YPBINDPROC_DOMAIN: Domain not bound
Cause: This error has been seen during post-installation testing when a node public network interconnect is pulled out, and the VIP does not fail over. Instead, the node hangs, and users are unable to log in to the system. This error occurs when the Oracle home, listener.ora, Oracle log files, or any action scripts are located on an NAS device or NFS mount, and the name service cache daemon nscd has not been activated.
Action: Enter the following command on all nodes in the cluster to start the nscd service:
/sbin/service  nscd start

A.1.2 Real Application Clusters Installation Error Messages

Oracle Real Application Clusters Management Tools Error Messages are in Oracle Database Oracle Clusterware and Oracle Real Application Clusters Administration and Deployment Guide.
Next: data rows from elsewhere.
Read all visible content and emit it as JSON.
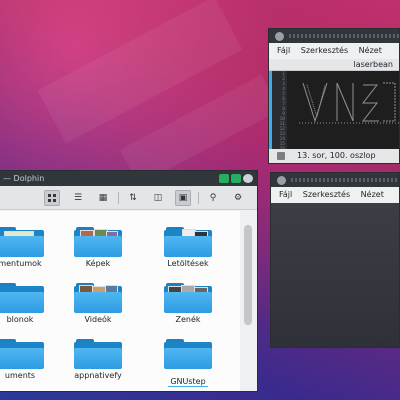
{
  "dolphin": {
    "title": "— Dolphin",
    "items": [
      {
        "label": "mentumok"
      },
      {
        "label": "Képek"
      },
      {
        "label": "Letöltések"
      },
      {
        "label": "blonok"
      },
      {
        "label": "Videók"
      },
      {
        "label": "Zenék"
      },
      {
        "label": "uments"
      },
      {
        "label": "appnativefy"
      },
      {
        "label": "GNUstep"
      }
    ]
  },
  "editor_top": {
    "menu": [
      "Fájl",
      "Szerkesztés",
      "Nézet"
    ],
    "tab_title": "laserbean",
    "line_numbers": [
      "1",
      "2",
      "3",
      "4",
      "5",
      "6",
      "7",
      "8",
      "9",
      "10",
      "11",
      "12",
      "13",
      "14",
      "15",
      "16",
      "17",
      "18"
    ],
    "status": "13. sor, 100. oszlop"
  },
  "editor_bottom": {
    "menu": [
      "Fájl",
      "Szerkesztés",
      "Nézet"
    ]
  },
  "colors": {
    "accent": "#3daee9",
    "folder": "#2e9be3",
    "titlebar": "#31363b"
  }
}
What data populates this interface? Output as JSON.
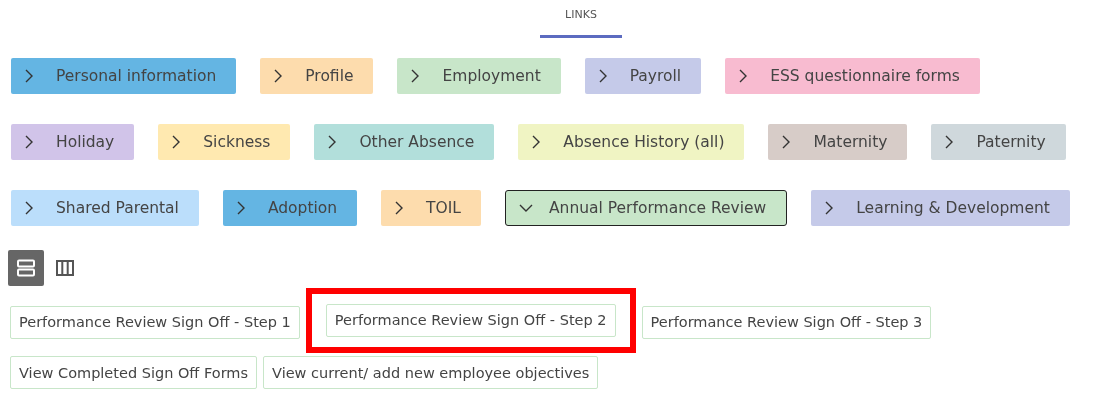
{
  "header": {
    "title": "LINKS"
  },
  "link_rows": [
    [
      {
        "label": "Personal information",
        "color": "#64b5e3",
        "expanded": false
      },
      {
        "label": "Profile",
        "color": "#fddcad",
        "expanded": false
      },
      {
        "label": "Employment",
        "color": "#c8e6c9",
        "expanded": false
      },
      {
        "label": "Payroll",
        "color": "#c5cae9",
        "expanded": false
      },
      {
        "label": "ESS questionnaire forms",
        "color": "#f8bbd0",
        "expanded": false
      }
    ],
    [
      {
        "label": "Holiday",
        "color": "#d1c4e9",
        "expanded": false
      },
      {
        "label": "Sickness",
        "color": "#ffe9b0",
        "expanded": false
      },
      {
        "label": "Other Absence",
        "color": "#b2dfdb",
        "expanded": false
      },
      {
        "label": "Absence History (all)",
        "color": "#f0f4c3",
        "expanded": false
      },
      {
        "label": "Maternity",
        "color": "#d7ccc8",
        "expanded": false
      },
      {
        "label": "Paternity",
        "color": "#cfd8dc",
        "expanded": false
      }
    ],
    [
      {
        "label": "Shared Parental",
        "color": "#bbdefb",
        "expanded": false
      },
      {
        "label": "Adoption",
        "color": "#64b5e3",
        "expanded": false
      },
      {
        "label": "TOIL",
        "color": "#fddcad",
        "expanded": false
      },
      {
        "label": "Annual Performance Review",
        "color": "#c8e6c9",
        "expanded": true
      },
      {
        "label": "Learning & Development",
        "color": "#c5cae9",
        "expanded": false
      }
    ]
  ],
  "view_toggles": [
    {
      "kind": "rows",
      "selected": true
    },
    {
      "kind": "columns",
      "selected": false
    }
  ],
  "sub_link_rows": [
    [
      {
        "label": "Performance Review Sign Off - Step 1",
        "highlighted": false
      },
      {
        "label": "Performance Review Sign Off - Step 2",
        "highlighted": true
      },
      {
        "label": "Performance Review Sign Off - Step 3",
        "highlighted": false
      }
    ],
    [
      {
        "label": "View Completed Sign Off Forms",
        "highlighted": false
      },
      {
        "label": "View current/ add new employee objectives",
        "highlighted": false
      }
    ]
  ]
}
A.1.3 Performing Cluster Diagnostics During Real Application Clusters Installations

If Oracle Universal Installer (OUI) does not display the Node Selection page, then perform clusterware diagnostics by running the olsnodes -v command from the binary directory in your Oracle Clusterware home (CRS_home) and analyzing its output. Refer to your clusterware documentation if the detailed output indicates that your clusterware is not running.

In addition, use the following command syntax to check the integrity of the Cluster Manager:

cluvfy comp clumgr -n node_list -verbose

In the preceding syntax example, the variable node_list is the list of nodes in your cluster, separated by commas.